Une rame de métro arrive en station, avec, à son bord, des mannequins. D’autres surgissent au même moment de chaque côté du quai. Commence alors un ballet hypnotisant d’élégantes en mouvement, qui se croisent, se toisent ou s’ignorent. Certaines semblent sortir d’un bal, avec leur robe bouffante et leur collier de pierres flamboyant. D’autres suscitent des questions : à quel genre de réunion secrète se rend cette femme en robe nuisette, voilette sur la tête et chaussée de souliers à plumes ? Quelques-unes ont des allures de personnages de film des années 1920, en costume rayé masculin ou en robe fluide aux motifs Art déco. Des silhouettes plus classiques dans les formes (jean-pull camionneur-escarpins), mais d’un raffinement peu commun, émergent de cette faune éclectique.

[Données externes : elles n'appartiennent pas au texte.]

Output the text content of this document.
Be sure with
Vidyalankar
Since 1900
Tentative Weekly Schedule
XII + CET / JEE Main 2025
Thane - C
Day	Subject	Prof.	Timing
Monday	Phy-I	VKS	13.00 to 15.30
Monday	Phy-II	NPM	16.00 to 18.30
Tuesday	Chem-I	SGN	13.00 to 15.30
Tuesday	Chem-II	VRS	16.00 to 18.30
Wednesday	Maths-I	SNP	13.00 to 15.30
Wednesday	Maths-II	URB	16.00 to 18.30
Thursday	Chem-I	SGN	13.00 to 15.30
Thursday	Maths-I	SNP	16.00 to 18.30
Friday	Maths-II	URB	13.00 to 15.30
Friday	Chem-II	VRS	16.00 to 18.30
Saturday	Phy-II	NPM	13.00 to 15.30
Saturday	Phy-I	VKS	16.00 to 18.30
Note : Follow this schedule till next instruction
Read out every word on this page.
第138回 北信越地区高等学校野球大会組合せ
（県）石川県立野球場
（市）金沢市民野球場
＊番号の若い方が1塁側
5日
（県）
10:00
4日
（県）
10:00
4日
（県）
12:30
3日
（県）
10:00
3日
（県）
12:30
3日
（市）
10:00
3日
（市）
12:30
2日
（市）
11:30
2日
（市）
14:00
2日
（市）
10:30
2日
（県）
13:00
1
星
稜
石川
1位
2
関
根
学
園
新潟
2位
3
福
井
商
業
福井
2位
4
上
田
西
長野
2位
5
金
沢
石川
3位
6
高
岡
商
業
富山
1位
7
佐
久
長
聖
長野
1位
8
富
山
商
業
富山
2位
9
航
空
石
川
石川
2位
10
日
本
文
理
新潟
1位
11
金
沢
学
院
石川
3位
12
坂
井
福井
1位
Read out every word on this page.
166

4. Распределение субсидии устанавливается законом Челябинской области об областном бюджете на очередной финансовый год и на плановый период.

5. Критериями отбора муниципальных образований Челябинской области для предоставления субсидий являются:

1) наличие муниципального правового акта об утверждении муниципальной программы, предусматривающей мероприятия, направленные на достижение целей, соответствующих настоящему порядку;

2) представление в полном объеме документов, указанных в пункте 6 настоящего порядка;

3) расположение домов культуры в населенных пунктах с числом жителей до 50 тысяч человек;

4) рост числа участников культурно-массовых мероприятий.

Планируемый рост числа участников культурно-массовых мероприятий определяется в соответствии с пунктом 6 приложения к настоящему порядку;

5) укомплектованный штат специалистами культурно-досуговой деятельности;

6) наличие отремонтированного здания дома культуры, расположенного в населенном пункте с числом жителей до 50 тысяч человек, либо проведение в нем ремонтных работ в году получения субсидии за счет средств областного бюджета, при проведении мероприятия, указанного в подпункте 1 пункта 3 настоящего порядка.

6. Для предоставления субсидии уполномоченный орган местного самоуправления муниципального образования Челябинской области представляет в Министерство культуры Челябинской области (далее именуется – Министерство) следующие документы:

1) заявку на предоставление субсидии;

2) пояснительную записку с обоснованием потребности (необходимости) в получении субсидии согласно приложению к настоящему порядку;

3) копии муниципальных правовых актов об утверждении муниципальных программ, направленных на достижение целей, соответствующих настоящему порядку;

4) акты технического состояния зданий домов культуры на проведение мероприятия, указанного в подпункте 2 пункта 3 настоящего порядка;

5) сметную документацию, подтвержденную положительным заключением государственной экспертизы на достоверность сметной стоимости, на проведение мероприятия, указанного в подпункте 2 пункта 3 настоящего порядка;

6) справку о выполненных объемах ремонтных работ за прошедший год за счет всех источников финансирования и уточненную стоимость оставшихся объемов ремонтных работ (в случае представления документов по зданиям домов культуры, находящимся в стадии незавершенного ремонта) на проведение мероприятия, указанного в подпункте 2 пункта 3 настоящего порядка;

« Ce qui est extraordinaire dans le métro de New York, c’est qu’il n’y a aucune hiérarchie. Les strates sociales s’effacent. On peut y rencontrer un étudiant, une femme qui préside au destin du monde, des politiques ou des adolescents », affirme Matthieu Blazy pour justifier le choix du lieu. Le directeur artistique se fonde sur ses souvenirs, les trois années qu’il a passées à New York entre 2016 et 2018 lorsqu’il travaillait pour Calvin Klein, et qui ont scellé son attachement à la ville.
« New York, c’est aussi la ville de Gabrielle [Chanel] », ajoute le Franco-Belge de 41 ans, faisant allusion à un voyage de la fondatrice en 1931 : « En se promenant dans la rue, elle s’est rendu compte que les gens avaient adopté le style Chanel, au-delà de ses clientes. Elle l’a vraiment pris comme un honneur et ça lui a donné un nouvel élan quand elle est rentrée en France, où elle s’est mise à concevoir des vêtements plus simples, pour tous les jours ». Influencer la manière dont les gens s’habillent, et pas seulement le petit monde du luxe, est aussi un objectif avoué de Matthieu Blazy.

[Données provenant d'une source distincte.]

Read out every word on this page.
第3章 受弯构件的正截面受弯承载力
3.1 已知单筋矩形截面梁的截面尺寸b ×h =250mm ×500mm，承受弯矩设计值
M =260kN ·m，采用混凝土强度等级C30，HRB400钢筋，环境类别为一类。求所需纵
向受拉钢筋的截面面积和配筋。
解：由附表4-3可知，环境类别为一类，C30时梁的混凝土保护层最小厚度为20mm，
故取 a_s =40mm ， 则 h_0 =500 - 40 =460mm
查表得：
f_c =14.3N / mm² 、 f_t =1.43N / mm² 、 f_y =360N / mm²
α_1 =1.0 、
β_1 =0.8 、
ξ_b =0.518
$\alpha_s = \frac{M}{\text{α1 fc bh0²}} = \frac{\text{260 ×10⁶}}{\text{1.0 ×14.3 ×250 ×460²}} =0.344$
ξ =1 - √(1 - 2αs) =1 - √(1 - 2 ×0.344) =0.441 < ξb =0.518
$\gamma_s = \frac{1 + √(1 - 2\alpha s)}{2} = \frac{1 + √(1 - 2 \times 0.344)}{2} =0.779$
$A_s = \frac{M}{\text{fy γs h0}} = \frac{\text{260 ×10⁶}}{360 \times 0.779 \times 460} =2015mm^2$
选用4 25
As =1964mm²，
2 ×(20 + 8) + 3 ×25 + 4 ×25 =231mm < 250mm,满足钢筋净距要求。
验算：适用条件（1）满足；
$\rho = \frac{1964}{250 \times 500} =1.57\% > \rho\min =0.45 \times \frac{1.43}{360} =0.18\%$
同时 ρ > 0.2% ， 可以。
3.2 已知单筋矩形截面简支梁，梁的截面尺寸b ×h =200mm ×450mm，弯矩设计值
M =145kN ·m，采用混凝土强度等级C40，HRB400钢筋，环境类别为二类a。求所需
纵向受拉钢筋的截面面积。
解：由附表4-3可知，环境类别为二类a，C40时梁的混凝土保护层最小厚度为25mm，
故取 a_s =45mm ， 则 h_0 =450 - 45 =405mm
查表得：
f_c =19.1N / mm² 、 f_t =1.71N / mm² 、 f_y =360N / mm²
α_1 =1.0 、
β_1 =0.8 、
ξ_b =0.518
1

Son premier défilé pour Chanel, présenté en octobre à Paris, remettait déjà Gabrielle Chanel au cœur de son propos. Il emprunte à la couturière l’idée d’un vêtement souple et sans contrainte. Cette légèreté se double chez lui d’un sens du mouvement : les tissus, souvent dotés de franges, de plumes, ou de bords francs aux fils virevoltants, semblent prendre vie sur le corps de celles qui les portent. Ce travail de la matière omniprésent dans la collection prêt-à-porter monte encore d’un cran pour ce défilé métiers d’art, qui met en scène les compétences des 11 ateliers artisanaux rachetés par Chanel au fil des années : le plumassier Lemarié en 1996, le chapelier Maison Michel en 1997, le brodeur Lesage en 2002, etc.
« C’est une collection où l’on peut s’amuser, créer des pièces qui racontent vraiment des histoires et façonnent des personnages », estime Matthieu Blazy. Sa fantaisie s’exprime dans la mise en scène, mais aussi dans les détails, à l’instar d’un sac matelassé Classique, doté d’un cou et de pattes de girafe dorés, en hommage à l’animal du film d’animation Madagascar (2005) où le mammifère se perd dans le métro new-yorkais. Et même si le travail sur les vêtements est tout ce qu’il y a de plus sérieux et de plus réussi, la bande-son du défilé, entre vieux hits des années 1990 (Torn, de Natalie Imbruglia) et génériques de série old school (Happy Days), incite à la décontraction. « J’aurais pu apporter une note morose qui refléterait une certaine réalité. Mais je trouve qu’il y a de la poésie dans le travail que l’on fait », défend le designer.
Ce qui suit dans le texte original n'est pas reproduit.